If it were possible to have personal ties of friendship with a State Governor, lukewarm believers wouldn’t mind queuing up to wait for days and nights at a stretch before the Governor’s mansion, with determination of purpose, to make their dream come true. It is the believers’ scale of priorities that determines their personal preferences.
Unless drawn by God the Father, no believer can ever turn to God the Son, in spiritual hunger and thirst, for being eternally blessed.
The disposition to bless others in prayer is a God-given spiritual gift. Believers cannot have this gift unless they persistently CLAIM it in prayer, and RECEIVE it in faith. As James, our Lord’s brother, puts it: “You do not have, because you do not ask.” Blessing others habitually in prayer is crucial to a victorious abundant life in Christ Jesus. Just as one who waters will oneself be watered, one who blesses others in prayer will oneself be blessed. Psalm 109:17 bears out this truth very clearly. “He loved to curse; let curses come on him! He did not like blessing; may it be far from him!”
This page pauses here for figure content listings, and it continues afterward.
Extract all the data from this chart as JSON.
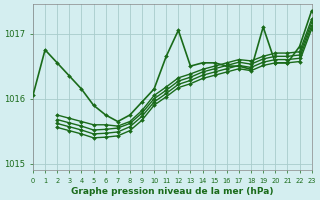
{
  "title": "Graphe pression niveau de la mer (hPa)",
  "background_color": "#d4eef0",
  "grid_color": "#a8cccc",
  "line_color": "#1a6b1a",
  "text_color": "#1a6b1a",
  "xlim": [
    0,
    23
  ],
  "ylim": [
    1014.9,
    1017.45
  ],
  "yticks": [
    1015,
    1016,
    1017
  ],
  "xticks": [
    0,
    1,
    2,
    3,
    4,
    5,
    6,
    7,
    8,
    9,
    10,
    11,
    12,
    13,
    14,
    15,
    16,
    17,
    18,
    19,
    20,
    21,
    22,
    23
  ],
  "series": [
    {
      "x": [
        0,
        1,
        2,
        3,
        4,
        5,
        6,
        7,
        8,
        9,
        10,
        11,
        12,
        13,
        14,
        15,
        16,
        17,
        18,
        19,
        20,
        21,
        22,
        23
      ],
      "y": [
        1016.05,
        1016.75,
        1016.55,
        1016.35,
        1016.15,
        1015.9,
        1015.75,
        1015.65,
        1015.75,
        1015.95,
        1016.15,
        1016.65,
        1017.05,
        1016.5,
        1016.55,
        1016.55,
        1016.5,
        1016.5,
        1016.45,
        1017.1,
        1016.55,
        1016.55,
        1016.8,
        1017.35
      ],
      "lw": 1.2,
      "marker": true
    },
    {
      "x": [
        2,
        3,
        4,
        5,
        6,
        7,
        8,
        9,
        10,
        11,
        12,
        13,
        14,
        15,
        16,
        17,
        18,
        19,
        20,
        21,
        22,
        23
      ],
      "y": [
        1015.75,
        1015.7,
        1015.65,
        1015.6,
        1015.6,
        1015.58,
        1015.65,
        1015.82,
        1016.05,
        1016.18,
        1016.32,
        1016.38,
        1016.45,
        1016.5,
        1016.55,
        1016.6,
        1016.58,
        1016.65,
        1016.7,
        1016.7,
        1016.72,
        1017.22
      ],
      "lw": 1.0,
      "marker": true
    },
    {
      "x": [
        2,
        3,
        4,
        5,
        6,
        7,
        8,
        9,
        10,
        11,
        12,
        13,
        14,
        15,
        16,
        17,
        18,
        19,
        20,
        21,
        22,
        23
      ],
      "y": [
        1015.68,
        1015.63,
        1015.58,
        1015.52,
        1015.53,
        1015.55,
        1015.62,
        1015.78,
        1016.0,
        1016.13,
        1016.27,
        1016.33,
        1016.41,
        1016.46,
        1016.51,
        1016.56,
        1016.53,
        1016.61,
        1016.65,
        1016.65,
        1016.67,
        1017.17
      ],
      "lw": 1.0,
      "marker": true
    },
    {
      "x": [
        2,
        3,
        4,
        5,
        6,
        7,
        8,
        9,
        10,
        11,
        12,
        13,
        14,
        15,
        16,
        17,
        18,
        19,
        20,
        21,
        22,
        23
      ],
      "y": [
        1015.62,
        1015.57,
        1015.52,
        1015.46,
        1015.47,
        1015.49,
        1015.57,
        1015.73,
        1015.95,
        1016.08,
        1016.22,
        1016.28,
        1016.36,
        1016.41,
        1016.46,
        1016.51,
        1016.48,
        1016.56,
        1016.6,
        1016.6,
        1016.62,
        1017.12
      ],
      "lw": 1.0,
      "marker": true
    },
    {
      "x": [
        2,
        3,
        4,
        5,
        6,
        7,
        8,
        9,
        10,
        11,
        12,
        13,
        14,
        15,
        16,
        17,
        18,
        19,
        20,
        21,
        22,
        23
      ],
      "y": [
        1015.56,
        1015.51,
        1015.46,
        1015.4,
        1015.41,
        1015.43,
        1015.51,
        1015.67,
        1015.9,
        1016.03,
        1016.17,
        1016.23,
        1016.31,
        1016.36,
        1016.41,
        1016.46,
        1016.43,
        1016.51,
        1016.55,
        1016.55,
        1016.57,
        1017.07
      ],
      "lw": 1.0,
      "marker": true
    }
  ]
}
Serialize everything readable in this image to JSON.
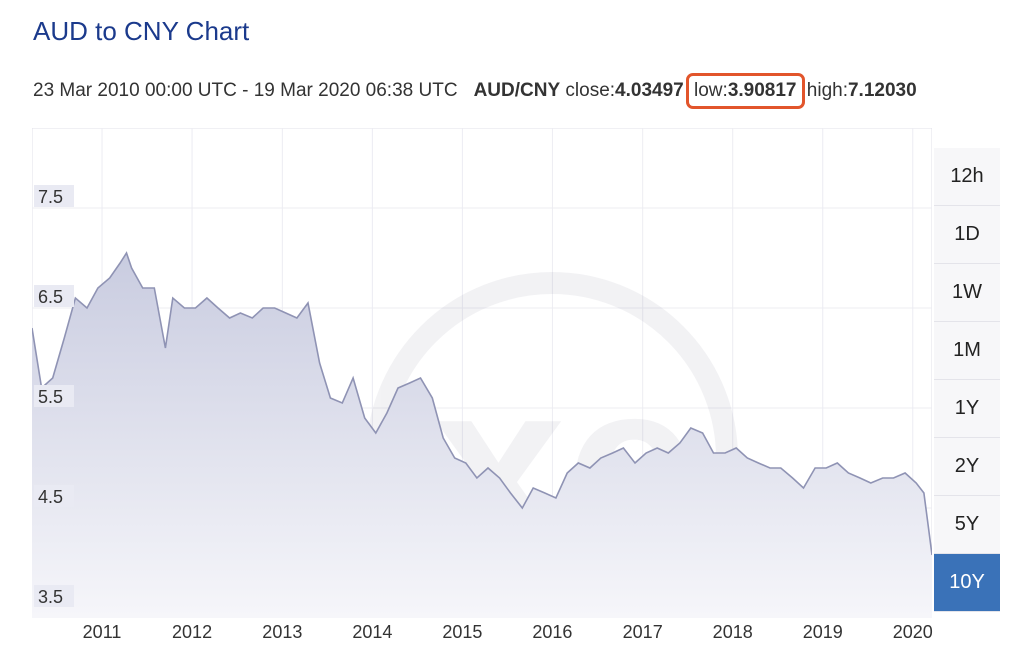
{
  "title": "AUD to CNY Chart",
  "summary": {
    "date_range": "23 Mar 2010 00:00 UTC - 19 Mar 2020 06:38 UTC",
    "pair": "AUD/CNY",
    "close_label": "close:",
    "close_value": "4.03497",
    "low_label": "low:",
    "low_value": "3.90817",
    "high_label": "high:",
    "high_value": "7.12030"
  },
  "range_buttons": [
    "12h",
    "1D",
    "1W",
    "1M",
    "1Y",
    "2Y",
    "5Y",
    "10Y"
  ],
  "active_range": "10Y",
  "colors": {
    "title": "#1b3a8c",
    "line": "#8f93b4",
    "area_top": "#c9cce0",
    "area_bottom": "#f6f6fa",
    "highlight": "#e2552b",
    "active_button": "#3a72b8"
  },
  "chart_data": {
    "type": "area",
    "title": "",
    "xlabel": "",
    "ylabel": "",
    "x_ticks": [
      "2011",
      "2012",
      "2013",
      "2014",
      "2015",
      "2016",
      "2017",
      "2018",
      "2019",
      "2020"
    ],
    "y_ticks": [
      "3.5",
      "4.5",
      "5.5",
      "6.5",
      "7.5"
    ],
    "xlim": [
      "2010-03-23",
      "2020-03-19"
    ],
    "ylim": [
      3.4,
      8.3
    ],
    "grid": true,
    "series": [
      {
        "x": [
          "2010-03-23",
          "2010-05-01",
          "2010-06-15",
          "2010-08-01",
          "2010-09-15",
          "2010-11-01",
          "2010-12-15",
          "2011-02-01",
          "2011-03-15",
          "2011-04-10",
          "2011-05-01",
          "2011-06-15",
          "2011-08-01",
          "2011-09-15",
          "2011-10-15",
          "2011-12-01",
          "2012-01-15",
          "2012-03-01",
          "2012-04-15",
          "2012-06-01",
          "2012-07-15",
          "2012-09-01",
          "2012-10-15",
          "2012-12-01",
          "2013-01-15",
          "2013-03-01",
          "2013-04-15",
          "2013-06-01",
          "2013-07-15",
          "2013-09-01",
          "2013-10-15",
          "2013-12-01",
          "2014-01-15",
          "2014-03-01",
          "2014-04-15",
          "2014-06-01",
          "2014-07-15",
          "2014-09-01",
          "2014-10-15",
          "2014-12-01",
          "2015-01-15",
          "2015-03-01",
          "2015-04-15",
          "2015-06-01",
          "2015-07-15",
          "2015-09-01",
          "2015-10-15",
          "2015-12-01",
          "2016-01-15",
          "2016-03-01",
          "2016-04-15",
          "2016-06-01",
          "2016-07-15",
          "2016-09-01",
          "2016-10-15",
          "2016-12-01",
          "2017-01-15",
          "2017-03-01",
          "2017-04-15",
          "2017-06-01",
          "2017-07-15",
          "2017-09-01",
          "2017-10-15",
          "2017-12-01",
          "2018-01-15",
          "2018-03-01",
          "2018-04-15",
          "2018-06-01",
          "2018-07-15",
          "2018-09-01",
          "2018-10-15",
          "2018-12-01",
          "2019-01-15",
          "2019-03-01",
          "2019-04-15",
          "2019-06-01",
          "2019-07-15",
          "2019-09-01",
          "2019-10-15",
          "2019-12-01",
          "2020-01-15",
          "2020-02-15",
          "2020-03-05",
          "2020-03-19"
        ],
        "y": [
          6.3,
          5.7,
          5.8,
          6.2,
          6.6,
          6.5,
          6.7,
          6.8,
          6.95,
          7.05,
          6.9,
          6.7,
          6.7,
          6.1,
          6.6,
          6.5,
          6.5,
          6.6,
          6.5,
          6.4,
          6.45,
          6.4,
          6.5,
          6.5,
          6.45,
          6.4,
          6.55,
          5.95,
          5.6,
          5.55,
          5.8,
          5.4,
          5.25,
          5.45,
          5.7,
          5.75,
          5.8,
          5.6,
          5.2,
          5.0,
          4.95,
          4.8,
          4.9,
          4.8,
          4.65,
          4.5,
          4.7,
          4.65,
          4.6,
          4.85,
          4.95,
          4.9,
          5.0,
          5.05,
          5.1,
          4.95,
          5.05,
          5.1,
          5.05,
          5.15,
          5.3,
          5.25,
          5.05,
          5.05,
          5.1,
          5.0,
          4.95,
          4.9,
          4.9,
          4.8,
          4.7,
          4.9,
          4.9,
          4.95,
          4.85,
          4.8,
          4.75,
          4.8,
          4.8,
          4.85,
          4.75,
          4.65,
          4.3,
          4.03
        ]
      }
    ]
  }
}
When we invoke God’s blessings on others in Jesus’ name, our prayer is called ‘vicarious prayer’. Vicarious prayer may be said in privacy at home or elsewhere. The effectiveness of vicarious prayer depends on two factors – (i) Visualization and (ii) Empathizing. Visualization means seeing with the heart’s eyes the face(s) of those we are praying for, and the heavenly outpouring of desired blessings on them. On the other hand, empathizing is identifying ourselves with those being prayed for and with their plight. Vicarious prayer on behalf of the children and the youth of our Church is to empower them to fulfill God’s plan and purpose for their lives. Likewise, vicarious prayer is also to be said for ALL parents in our Church, and especially for those in distress, and in need of comfort, healing or employment.
Anticipating the present age we live in, Jesus affirms: “And because wickedness is multiplied, most men’s love will grow cold.” (Mt. 24:12) Further, He forebodingly points to the present generation as follows: “Nevertheless, when the Son of man comes, will He find faith on earth?” (Lk. 18:8) St. Paul elaborates on it by adding that men will be “lovers of self, lovers of money,” … … and “lovers of pleasure rather than lovers of God,” while holding the form of religion, but denying its power. (2 Tim. 3:2-5) In such a LOVELESS AND FAITHLESS AGE, prayer can ONLY be about oneself, one’s spouse and children and the nearest of one’s kith and kin. But a Church of ‘ONE ACCORD’ cannot evolve from such self-centered prayers. ‘One accord’ is the offshoot of BIFOCAL prayer that invokes blessings not only ON SELF, but also ON ALL OTHERS in the Church collectively.
I CONCLUDE with the sincere prayer, may the Compassionate Lord’s consolations cheer our souls when the cares of our hearts are many.